Diffusion and relaxation of topological excitations in layered spin liquids

TL;DR

This paper investigates the dynamics of topological excitations in layered quantum spin liquids, revealing subdiffusive and logarithmic spreading behaviors, and proposes experimental signatures for detecting these excitations.

Contribution

It introduces exact solutions and simulations for diffusion equations in layered topological phases, highlighting unique signatures in pump-probe experiments and new decay laws.

Findings

Surface excitations spread subdiffusively with mean depth ~ t^{1/3}

Pair-annihilation causes logarithmic spreading of excitations

Total density decays as (log^2 t)/t, slower than in 2D systems

Abstract

Relaxation processes in topological phases such as quantum spin liquids are controlled by the dynamics and interaction of fractionalized excitations. In layered materials hosting two-dimensional topological phases, elementary quasiparticles can diffuse freely within the layer, whereas only pairs (or more) can hop between layers - a fundamental consequence of topological order. Using exact solutions of emergent nonlinear diffusion equations and particle-based stochastic simulations, we explore how pump-probe experiments can provide unique signatures of the presence of $2d$ topological excitations in a $3d$ material. Here we show that the characteristic time scale of such experiments is inversely proportional to the initial excitation density, set by the pump intensity.

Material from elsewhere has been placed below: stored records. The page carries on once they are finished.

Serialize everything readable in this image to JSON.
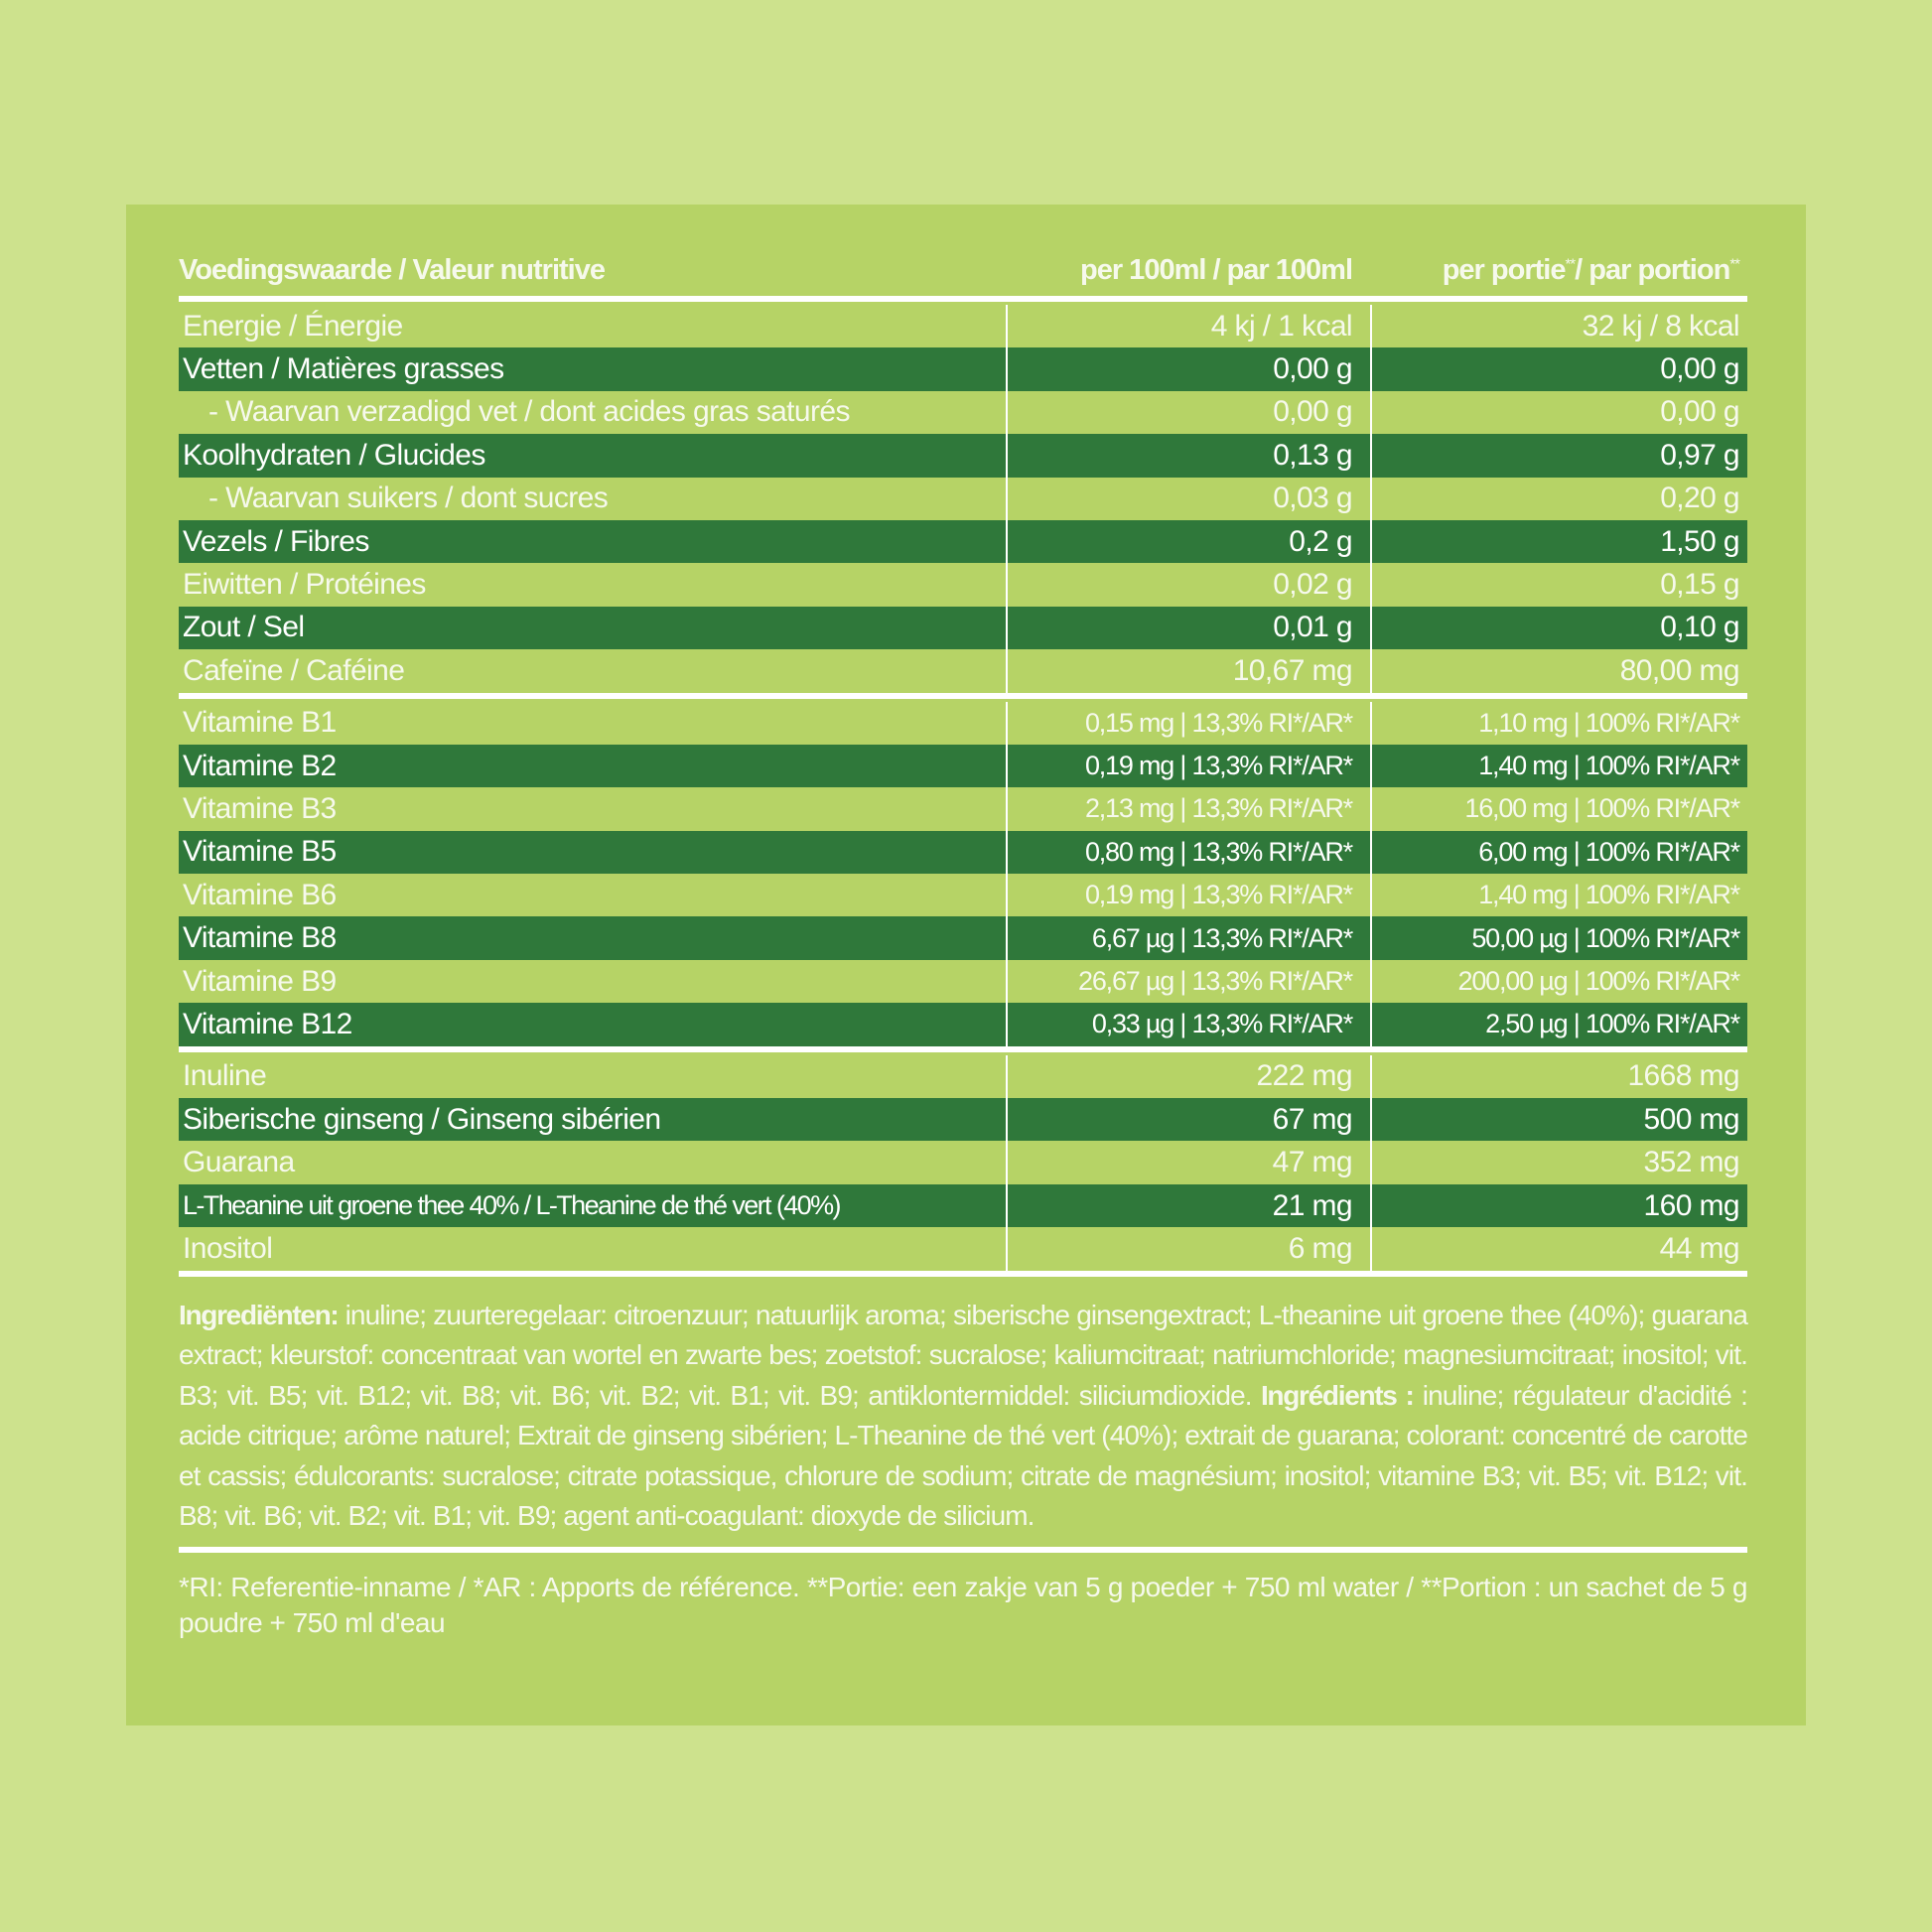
{
  "header": {
    "title": "Voedingswaarde / Valeur nutritive",
    "col1": "per 100ml / par 100ml",
    "col2_a": "per portie",
    "col2_a_sup": "**",
    "col2_b": "/ par portion",
    "col2_b_sup": "**"
  },
  "sections": [
    [
      [
        "Energie / Énergie",
        "4 kj / 1 kcal",
        "32 kj / 8 kcal"
      ],
      [
        "Vetten / Matières grasses",
        "0,00 g",
        "0,00 g"
      ],
      [
        "- Waarvan verzadigd vet / dont acides gras saturés",
        "0,00 g",
        "0,00 g"
      ],
      [
        "Koolhydraten / Glucides",
        "0,13 g",
        "0,97 g"
      ],
      [
        "- Waarvan suikers / dont sucres",
        "0,03 g",
        "0,20 g"
      ],
      [
        "Vezels / Fibres",
        "0,2 g",
        "1,50 g"
      ],
      [
        "Eiwitten / Protéines",
        "0,02 g",
        "0,15 g"
      ],
      [
        "Zout / Sel",
        "0,01 g",
        "0,10 g"
      ],
      [
        "Cafeïne / Caféine",
        "10,67 mg",
        "80,00 mg"
      ]
    ],
    [
      [
        "Vitamine B1",
        "0,15 mg | 13,3% RI*/AR*",
        "1,10 mg | 100% RI*/AR*"
      ],
      [
        "Vitamine B2",
        "0,19 mg | 13,3% RI*/AR*",
        "1,40 mg | 100% RI*/AR*"
      ],
      [
        "Vitamine B3",
        "2,13 mg | 13,3% RI*/AR*",
        "16,00 mg | 100% RI*/AR*"
      ],
      [
        "Vitamine B5",
        "0,80 mg | 13,3% RI*/AR*",
        "6,00 mg | 100% RI*/AR*"
      ],
      [
        "Vitamine B6",
        "0,19 mg | 13,3% RI*/AR*",
        "1,40 mg | 100% RI*/AR*"
      ],
      [
        "Vitamine B8",
        "6,67 µg | 13,3% RI*/AR*",
        "50,00 µg | 100% RI*/AR*"
      ],
      [
        "Vitamine B9",
        "26,67 µg | 13,3% RI*/AR*",
        "200,00 µg | 100% RI*/AR*"
      ],
      [
        "Vitamine B12",
        "0,33 µg | 13,3% RI*/AR*",
        "2,50 µg | 100% RI*/AR*"
      ]
    ],
    [
      [
        "Inuline",
        "222 mg",
        "1668 mg"
      ],
      [
        "Siberische ginseng / Ginseng sibérien",
        "67 mg",
        "500 mg"
      ],
      [
        "Guarana",
        "47 mg",
        "352 mg"
      ],
      [
        "L-Theanine uit groene thee 40% / L-Theanine de thé vert (40%)",
        "21 mg",
        "160 mg"
      ],
      [
        "Inositol",
        "6 mg",
        "44 mg"
      ]
    ]
  ],
  "ingredients": {
    "nl_label": "Ingrediënten:",
    "nl_text": " inuline; zuurteregelaar: citroenzuur; natuurlijk aroma; siberische ginsengextract; L-theanine uit groene thee (40%); guarana extract; kleurstof: concentraat van wortel en zwarte bes; zoetstof: sucralose; kaliumcitraat; natriumchloride; magnesiumcitraat; inositol; vit. B3; vit. B5; vit. B12; vit. B8; vit. B6; vit. B2; vit. B1; vit. B9; antiklontermiddel: siliciumdioxide. ",
    "fr_label": "Ingrédients :",
    "fr_text": " inuline; régulateur d'acidité : acide citrique; arôme naturel; Extrait de ginseng sibérien; L-Theanine de thé vert (40%); extrait de guarana; colorant: concentré de carotte et cassis; édulcorants: sucralose; citrate potassique, chlorure de sodium; citrate de magnésium; inositol; vitamine B3; vit. B5; vit. B12; vit. B8; vit. B6; vit. B2; vit. B1; vit. B9; agent anti-coagulant: dioxyde de silicium."
  },
  "footnote": "*RI: Referentie-inname / *AR : Apports de référence. **Portie: een zakje van 5 g poeder + 750 ml water / **Portion : un sachet de 5 g poudre + 750 ml d'eau"
}
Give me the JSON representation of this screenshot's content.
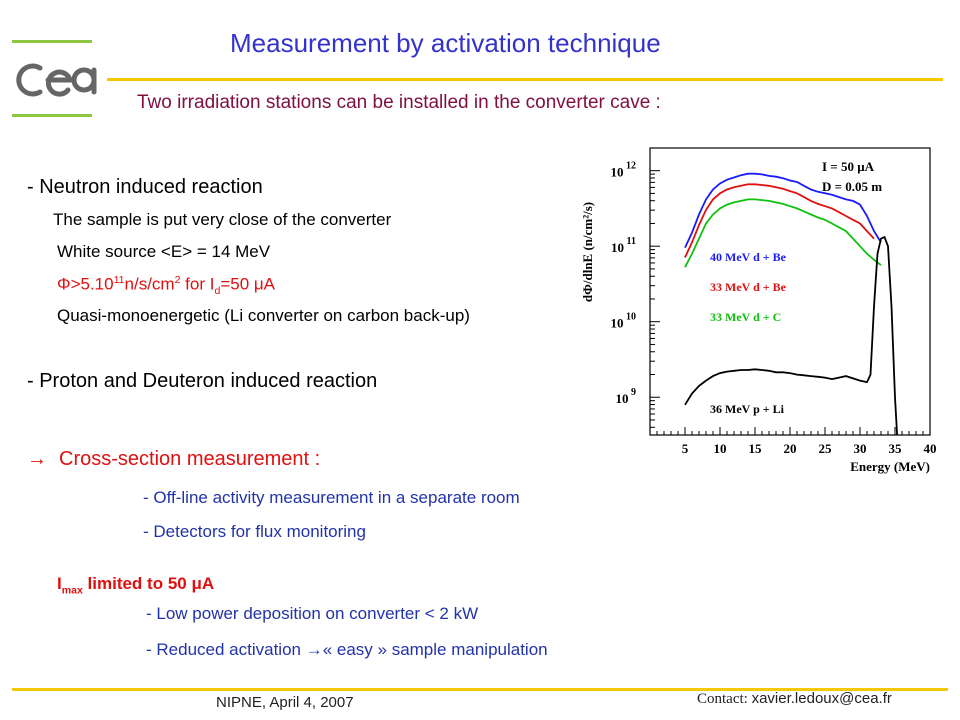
{
  "header": {
    "title": "Measurement by activation technique",
    "subtitle": "Two irradiation stations can be installed in the converter cave :"
  },
  "logo": {
    "text": "cea"
  },
  "body": {
    "neutron_heading": "- Neutron induced reaction",
    "sample_line": "The sample is put very close of the converter",
    "white_source": "White source <E> = 14 MeV",
    "flux_phi": "Φ",
    "flux_a": ">5.10",
    "flux_exp": "11",
    "flux_b": "n/s/cm",
    "flux_sq": "2",
    "flux_c": " for I",
    "flux_sub": "d",
    "flux_d": "=50 μA",
    "quasi": "Quasi-monoenergetic (Li converter on carbon back-up)",
    "proton_heading": "- Proton and Deuteron induced reaction",
    "arrow": "→",
    "cross_section": "Cross-section measurement :",
    "offline": "- Off-line activity measurement in a separate room",
    "detectors": "- Detectors for flux monitoring",
    "imax_i": "I",
    "imax_sub": "max",
    "imax_rest": " limited to 50 μA",
    "low_power": "- Low power deposition on converter < 2 kW",
    "reduced_a": "- Reduced activation ",
    "reduced_arrow": "→",
    "reduced_b": "« easy » sample manipulation"
  },
  "footer": {
    "left": "NIPNE, April 4, 2007",
    "contact_label": "Contact: ",
    "contact_email": "xavier.ledoux@cea.fr"
  },
  "colors": {
    "title": "#3333cc",
    "subtitle": "#801040",
    "body_blue": "#2233aa",
    "accent_red": "#e01010",
    "rule_yellow": "#f5c800",
    "logo_green": "#8dc63f",
    "logo_gray": "#666666"
  },
  "chart_data": {
    "type": "line",
    "xlabel": "Energy (MeV)",
    "ylabel": "dΦ/dlnE (n/cm²/s)",
    "xlim": [
      0,
      40
    ],
    "ylog": true,
    "ylim_exp": [
      8.5,
      12.3
    ],
    "x_ticks": [
      5,
      10,
      15,
      20,
      25,
      30,
      35,
      40
    ],
    "y_ticks": [
      {
        "base": "10",
        "exp": "9",
        "value_exp": 9
      },
      {
        "base": "10",
        "exp": "10",
        "value_exp": 10
      },
      {
        "base": "10",
        "exp": "11",
        "value_exp": 11
      },
      {
        "base": "10",
        "exp": "12",
        "value_exp": 12
      }
    ],
    "annotations": [
      "I =  50  μA",
      "D = 0.05 m"
    ],
    "series": [
      {
        "name": "40 MeV d + Be",
        "color": "#1a1aff",
        "x": [
          5,
          6,
          7,
          8,
          9,
          10,
          11,
          12,
          13,
          14,
          15,
          16,
          17,
          18,
          19,
          20,
          21,
          22,
          23,
          24,
          25,
          26,
          27,
          28,
          29,
          30,
          31,
          32,
          33
        ],
        "y_log10": [
          10.98,
          11.18,
          11.42,
          11.62,
          11.75,
          11.83,
          11.88,
          11.91,
          11.94,
          11.96,
          11.96,
          11.95,
          11.93,
          11.92,
          11.9,
          11.87,
          11.85,
          11.8,
          11.75,
          11.72,
          11.7,
          11.68,
          11.65,
          11.62,
          11.6,
          11.55,
          11.4,
          11.2,
          11.05
        ]
      },
      {
        "name": "33 MeV d + Be",
        "color": "#e01010",
        "x": [
          5,
          6,
          7,
          8,
          9,
          10,
          11,
          12,
          13,
          14,
          15,
          16,
          17,
          18,
          19,
          20,
          21,
          22,
          23,
          24,
          25,
          26,
          27,
          28,
          29,
          30,
          31,
          32
        ],
        "y_log10": [
          10.85,
          11.05,
          11.28,
          11.48,
          11.62,
          11.7,
          11.75,
          11.78,
          11.8,
          11.82,
          11.82,
          11.81,
          11.8,
          11.78,
          11.76,
          11.73,
          11.7,
          11.65,
          11.6,
          11.56,
          11.53,
          11.5,
          11.45,
          11.4,
          11.35,
          11.3,
          11.2,
          11.1
        ]
      },
      {
        "name": "33 MeV d + C",
        "color": "#10c010",
        "x": [
          5,
          6,
          7,
          8,
          9,
          10,
          11,
          12,
          13,
          14,
          15,
          16,
          17,
          18,
          19,
          20,
          21,
          22,
          23,
          24,
          25,
          26,
          27,
          28,
          29,
          30,
          31,
          32,
          33
        ],
        "y_log10": [
          10.72,
          10.9,
          11.1,
          11.3,
          11.42,
          11.5,
          11.55,
          11.58,
          11.6,
          11.62,
          11.62,
          11.61,
          11.6,
          11.58,
          11.56,
          11.53,
          11.5,
          11.46,
          11.42,
          11.38,
          11.35,
          11.3,
          11.25,
          11.2,
          11.1,
          11.0,
          10.9,
          10.82,
          10.75
        ]
      },
      {
        "name": "36 MeV p + Li",
        "color": "#000000",
        "x": [
          5,
          6,
          7,
          8,
          9,
          10,
          11,
          12,
          13,
          14,
          15,
          16,
          17,
          18,
          19,
          20,
          21,
          22,
          23,
          24,
          25,
          26,
          27,
          28,
          29,
          30,
          31,
          31.5,
          32,
          32.5,
          33,
          33.5,
          34,
          34.5,
          35,
          35.3
        ],
        "y_log10": [
          8.9,
          9.05,
          9.15,
          9.22,
          9.28,
          9.32,
          9.34,
          9.35,
          9.36,
          9.36,
          9.37,
          9.36,
          9.35,
          9.33,
          9.33,
          9.32,
          9.3,
          9.29,
          9.28,
          9.27,
          9.26,
          9.24,
          9.26,
          9.28,
          9.25,
          9.22,
          9.2,
          9.3,
          10.2,
          10.9,
          11.1,
          11.12,
          11.0,
          10.2,
          9.0,
          8.5
        ]
      }
    ]
  }
}
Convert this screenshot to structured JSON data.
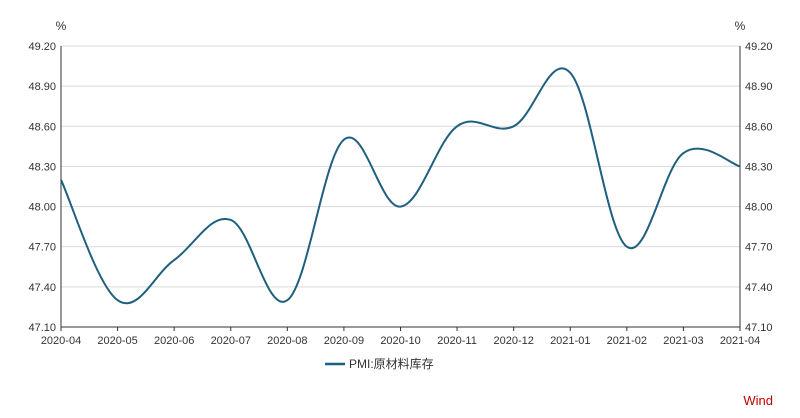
{
  "chart_data": {
    "type": "line",
    "title": "",
    "xlabel": "",
    "ylabel_left": "%",
    "ylabel_right": "%",
    "ylim": [
      47.1,
      49.2
    ],
    "yticks": [
      "47.10",
      "47.40",
      "47.70",
      "48.00",
      "48.30",
      "48.60",
      "48.90",
      "49.20"
    ],
    "ytick_values": [
      47.1,
      47.4,
      47.7,
      48.0,
      48.3,
      48.6,
      48.9,
      49.2
    ],
    "categories": [
      "2020-04",
      "2020-05",
      "2020-06",
      "2020-07",
      "2020-08",
      "2020-09",
      "2020-10",
      "2020-11",
      "2020-12",
      "2021-01",
      "2021-02",
      "2021-03",
      "2021-04"
    ],
    "grid": "horizontal",
    "legend_position": "bottom",
    "series": [
      {
        "name": "PMI:原材料库存",
        "color": "#1f5f7f",
        "values": [
          48.2,
          47.3,
          47.6,
          47.9,
          47.3,
          48.5,
          48.0,
          48.6,
          48.6,
          49.0,
          47.7,
          48.4,
          48.3
        ]
      }
    ]
  },
  "watermark": "Wind"
}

A uniform excitation density created on the surface of a sample spreads subdiffusively into the bulk with a mean depth $\bar z$ scaling as $\sim t^{1/3}$ when annihilation processes are absent. The propagation becomes logarithmic, $\bar z \sim \log t$, when pair-annihilation is allowed. Furthermore, pair-diffusion between layers leads to a new decay law for the total density, $n(t) \sim (\log^2 t)/t$ - slower than in a purely $2d$ system. We discuss possible experimental implications for pump-probe experiments in samples of finite width.